Do consumer boycotts really achieve anything? According to experts the answer is: No, not in the long run — at least not in a meaningful way.
Professor Maurice Schweitzer of the University of Pennsylvania has studied boycotts. He told Forbes, “Boycotts typically have more symbolic value than economic impact.” On a recent podcast for Freakonomics radio, UCLA economics professor Ivo Welch said, “Boycotts almost surely will never work.”
A boycott is often joined by people who would not have purchased a company’s product anyway. The diehard activist will look for alternative products to buy. However, marginal customers who participate in boycotts lose interest quickly. They ultimately give in to their preferences and yield to convenience if the boycott requires any effort. Boycotts are typically just short term PR headaches for the targeted company.
Sometimes the only impact is to harass firms and their employees by tying up phone lines with calls claiming to be dissatisfied customers.
A potential victory — albeit a rather small one — is to discourage companies from weighing in publicly on political issues that would be better left to individual debate. Chick-fil-A learned this lesson in 2012, when the chief operating officer got into trouble for comments he made regarding his opposition to gay marriage. There were subsequent calls for a boycott and even threats from a couple local officials to block new franchises.
Chick-fil-A is a Georgia-based fast-food chain whose wealthy founder long supported religious organizations that hold traditional views on marriage. In response to the boycott, a counter boycott was organized by former Arkansas Gov. Mike Huckabee. The result was huge crowds and a 30 percent boost in sales that day.
By all accounts Chick-fil-A is doing well, with 2,000 locations and $6 billion in annual revenue. The only change since the controversy is the chain is more careful to avoid inadvertently offending potential customers. Other than practicing smarter public relations, its business and philanthropy have not changed.

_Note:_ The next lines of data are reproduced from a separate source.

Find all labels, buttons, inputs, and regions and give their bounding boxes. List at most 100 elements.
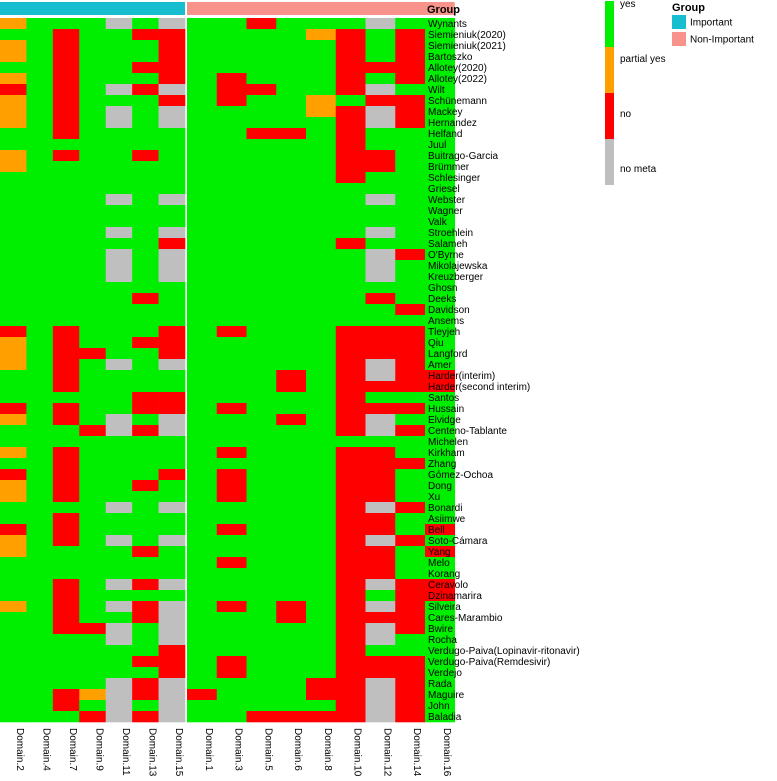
heatmap-cell bbox=[26, 480, 54, 492]
heatmap-cell bbox=[26, 249, 54, 261]
heatmap-cell bbox=[105, 337, 133, 349]
heatmap-cell bbox=[0, 447, 27, 459]
heatmap-cell bbox=[276, 348, 307, 360]
heatmap-cell bbox=[26, 403, 54, 415]
heatmap-cell bbox=[246, 414, 277, 426]
heatmap-cell bbox=[246, 73, 277, 85]
heatmap-cell bbox=[365, 238, 396, 250]
heatmap-cell bbox=[306, 227, 337, 239]
heatmap-cell bbox=[395, 95, 426, 107]
heatmap-cell bbox=[395, 469, 426, 481]
heatmap-cell bbox=[395, 447, 426, 459]
heatmap-cell bbox=[365, 469, 396, 481]
heatmap-cell bbox=[158, 84, 186, 96]
heatmap-cell bbox=[335, 293, 366, 305]
heatmap-cell bbox=[26, 689, 54, 701]
row-label: Soto-Cámara bbox=[428, 536, 488, 547]
heatmap-cell bbox=[105, 436, 133, 448]
heatmap-cell bbox=[335, 282, 366, 294]
heatmap-cell bbox=[335, 84, 366, 96]
group-bar-non-important bbox=[187, 2, 455, 15]
heatmap-cell bbox=[52, 238, 80, 250]
heatmap-cell bbox=[158, 315, 186, 327]
heatmap-cell bbox=[79, 359, 107, 371]
heatmap-cell bbox=[105, 458, 133, 470]
heatmap-cell bbox=[365, 711, 396, 723]
heatmap-cell bbox=[79, 612, 107, 624]
heatmap-cell bbox=[187, 260, 218, 272]
heatmap-cell bbox=[425, 502, 456, 514]
heatmap-cell bbox=[158, 139, 186, 151]
heatmap-cell bbox=[26, 579, 54, 591]
heatmap-cell bbox=[52, 106, 80, 118]
heatmap-cell bbox=[26, 458, 54, 470]
heatmap-cell bbox=[335, 700, 366, 712]
heatmap-cell bbox=[187, 315, 218, 327]
column-label: Domain.6 bbox=[292, 728, 303, 771]
heatmap-cell bbox=[395, 425, 426, 437]
heatmap-cell bbox=[26, 535, 54, 547]
heatmap-cell bbox=[26, 612, 54, 624]
heatmap-cell bbox=[79, 480, 107, 492]
heatmap-cell bbox=[52, 590, 80, 602]
heatmap-cell bbox=[187, 51, 218, 63]
heatmap-cell bbox=[52, 139, 80, 151]
heatmap-cell bbox=[365, 590, 396, 602]
heatmap-cell bbox=[395, 227, 426, 239]
heatmap-cell bbox=[187, 238, 218, 250]
heatmap-cell bbox=[158, 381, 186, 393]
heatmap-cell bbox=[276, 414, 307, 426]
heatmap-cell bbox=[276, 150, 307, 162]
heatmap-cell bbox=[158, 73, 186, 85]
heatmap-cell bbox=[105, 359, 133, 371]
heatmap-cell bbox=[425, 557, 456, 569]
heatmap-cell bbox=[79, 535, 107, 547]
heatmap-cell bbox=[425, 95, 456, 107]
heatmap-cell bbox=[276, 51, 307, 63]
heatmap-cell bbox=[425, 590, 456, 602]
heatmap-cell bbox=[276, 469, 307, 481]
heatmap-cell bbox=[335, 238, 366, 250]
heatmap-cell bbox=[52, 161, 80, 173]
heatmap-cell bbox=[26, 623, 54, 635]
heatmap-cell bbox=[395, 150, 426, 162]
row-label: Amer bbox=[428, 360, 453, 371]
heatmap-cell bbox=[395, 84, 426, 96]
row-label: Melo bbox=[428, 558, 450, 569]
heatmap-cell bbox=[105, 480, 133, 492]
heatmap-cell bbox=[395, 634, 426, 646]
heatmap-cell bbox=[395, 238, 426, 250]
heatmap-cell bbox=[365, 18, 396, 30]
heatmap-cell bbox=[52, 656, 80, 668]
heatmap-cell bbox=[216, 480, 247, 492]
heatmap-cell bbox=[52, 700, 80, 712]
heatmap-cell bbox=[0, 436, 27, 448]
heatmap-cell bbox=[425, 348, 456, 360]
heatmap-cell bbox=[158, 711, 186, 723]
heatmap-cell bbox=[0, 128, 27, 140]
heatmap-cell bbox=[306, 414, 337, 426]
heatmap-cell bbox=[132, 183, 159, 195]
heatmap-cell bbox=[335, 216, 366, 228]
heatmap-cell bbox=[365, 392, 396, 404]
heatmap-cell bbox=[335, 139, 366, 151]
heatmap-cell bbox=[132, 513, 159, 525]
heatmap-cell bbox=[395, 678, 426, 690]
heatmap-cell bbox=[158, 568, 186, 580]
heatmap-cell bbox=[276, 29, 307, 41]
heatmap-cell bbox=[0, 95, 27, 107]
heatmap-cell bbox=[216, 469, 247, 481]
column-label: Domain.2 bbox=[14, 728, 25, 771]
heatmap-cell bbox=[425, 392, 456, 404]
heatmap-cell bbox=[187, 689, 218, 701]
heatmap-cell bbox=[105, 491, 133, 503]
heatmap-cell bbox=[132, 546, 159, 558]
heatmap-cell bbox=[0, 18, 27, 30]
heatmap-cell bbox=[335, 425, 366, 437]
heatmap-cell bbox=[425, 667, 456, 679]
heatmap-cell bbox=[395, 348, 426, 360]
heatmap-cell bbox=[0, 491, 27, 503]
heatmap-cell bbox=[187, 150, 218, 162]
heatmap-cell bbox=[52, 117, 80, 129]
row-label: Valk bbox=[428, 217, 448, 228]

Brayden King is a professor at Northwestern University, where he researched consumer boycotts conducted over a 15-year period from 1990 to 2005. King found boycotts did not reduce sales to a significant degree. This is something that most experts who’ve studied boycotts agree on. The targeted companies changed some aspect of their business practices in only about one-third of the cases. The bad PR did affect the stock price, but typically for a couple months.
In August 2009, Whole Foods’ CEO John Mackey wrote a commentary in the Wall Street Journal critical of Obamacare. The backlash from his liberal customers was fast and furious. What was the long-term effect? At the time Whole Foods’ stock was selling for just over $14 a share. Two years later it had doubled and four years later it was $65.
L.L. Bean landed on the GrabYourWallet boycott list when a wealthy heiress — one of more than 50 family members who own stock — contributed to a pro-Donald Trump political action committee. It’s not clear what the boycotters hope to achieve; L.L. Bean a private company and does not endorse political candidates or make political contributions. In a statement its executive chairman said, “… we stay out of politics.” Any harm will likely hit workers the hardest. More than half of L.L. Bean stores are in blue states and most of its employees presumably did not vote for Trump.
Left-wing advocates are pushing so many consumer boycotts and counter-boycotts simultaneously — hundreds by some estimates — that it is impossible for any campaign to make much difference. Boycotts may boost promoters’ egos or temporarily make supporters feel good until the cause is forgotten. The biggest effect is probably a case of heartburn for the targeted company’s corporate communications director.